Tribunal Administratif d'Orléans — Décision N° TA45-2305335

vendredi 30 août 2024

JuridictionTribunal Administratif d'Orléans
SectionTribunal Administratif d'Orléans
N° DossierTA45-2305335
TypeOrdonnance
RecoursExcès de pouvoir
PublicationD

Résumé IA

Le Tribunal administratif d'Orléans a rejeté comme manifestement irrecevable la requête de M. B... demandant l'annulation de la décision mettant fin à son classement au travail au centre de détention de Châteaudun. Le requérant n'a pas produit la décision attaquée ni justifié de diligences pour l'obtenir, malgré une demande de régularisation restée sans suite. L'ordonnance se fonde sur les articles R. 222-1 (4°) et R. 411-1 du code de justice administrative.

Texte intégral

Vu la procédure suivante :

Par une requête, enregistrée le 29 décembre 2023, M. A... B... doit être regardé comme demandant au tribunal l’annulation de la décision par laquelle il a été mis fin à son classement au travail au sein du centre de détention de Châteaudun.

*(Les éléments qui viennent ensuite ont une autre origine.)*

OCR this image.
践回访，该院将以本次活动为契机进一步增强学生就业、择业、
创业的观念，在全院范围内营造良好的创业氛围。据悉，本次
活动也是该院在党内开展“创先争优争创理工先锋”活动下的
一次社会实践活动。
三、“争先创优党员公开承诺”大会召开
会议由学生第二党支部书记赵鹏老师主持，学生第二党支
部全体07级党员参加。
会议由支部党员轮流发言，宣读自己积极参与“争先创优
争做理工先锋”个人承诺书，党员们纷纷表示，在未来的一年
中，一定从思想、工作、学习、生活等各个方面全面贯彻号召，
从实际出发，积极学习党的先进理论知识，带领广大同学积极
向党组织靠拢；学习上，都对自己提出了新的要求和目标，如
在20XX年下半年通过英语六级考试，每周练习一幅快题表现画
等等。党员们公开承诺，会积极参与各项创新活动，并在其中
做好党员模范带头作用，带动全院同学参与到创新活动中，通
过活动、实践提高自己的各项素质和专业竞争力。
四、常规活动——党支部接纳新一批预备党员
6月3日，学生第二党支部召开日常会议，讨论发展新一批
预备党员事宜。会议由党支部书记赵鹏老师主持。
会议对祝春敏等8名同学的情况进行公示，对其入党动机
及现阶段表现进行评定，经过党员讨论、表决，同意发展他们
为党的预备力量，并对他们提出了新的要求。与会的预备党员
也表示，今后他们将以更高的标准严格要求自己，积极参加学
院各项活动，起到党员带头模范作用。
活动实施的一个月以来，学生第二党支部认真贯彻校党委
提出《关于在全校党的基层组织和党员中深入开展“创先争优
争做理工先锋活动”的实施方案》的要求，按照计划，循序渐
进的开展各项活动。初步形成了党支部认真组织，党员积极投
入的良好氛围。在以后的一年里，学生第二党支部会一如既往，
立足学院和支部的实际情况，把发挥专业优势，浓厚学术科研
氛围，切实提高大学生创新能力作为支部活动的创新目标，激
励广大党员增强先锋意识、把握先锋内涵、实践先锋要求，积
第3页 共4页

Vu les autres pièces du dossier.

Vu le code de justice administrative.


Considérant ce qui suit :

1. Aux termes de l’article R. 222-1 du code de justice administrative : « (…) les présidents de formation de jugement des tribunaux (…) peuvent, par ordonnance : (…) 4° Rejeter les requêtes manifestement irrecevables, lorsque la juridiction n’est pas tenue d’inviter leur auteur à les régulariser ou qu’elles n’ont pas été régularisées à l’expiration du délai imparti par une demande en ce sens (…) ».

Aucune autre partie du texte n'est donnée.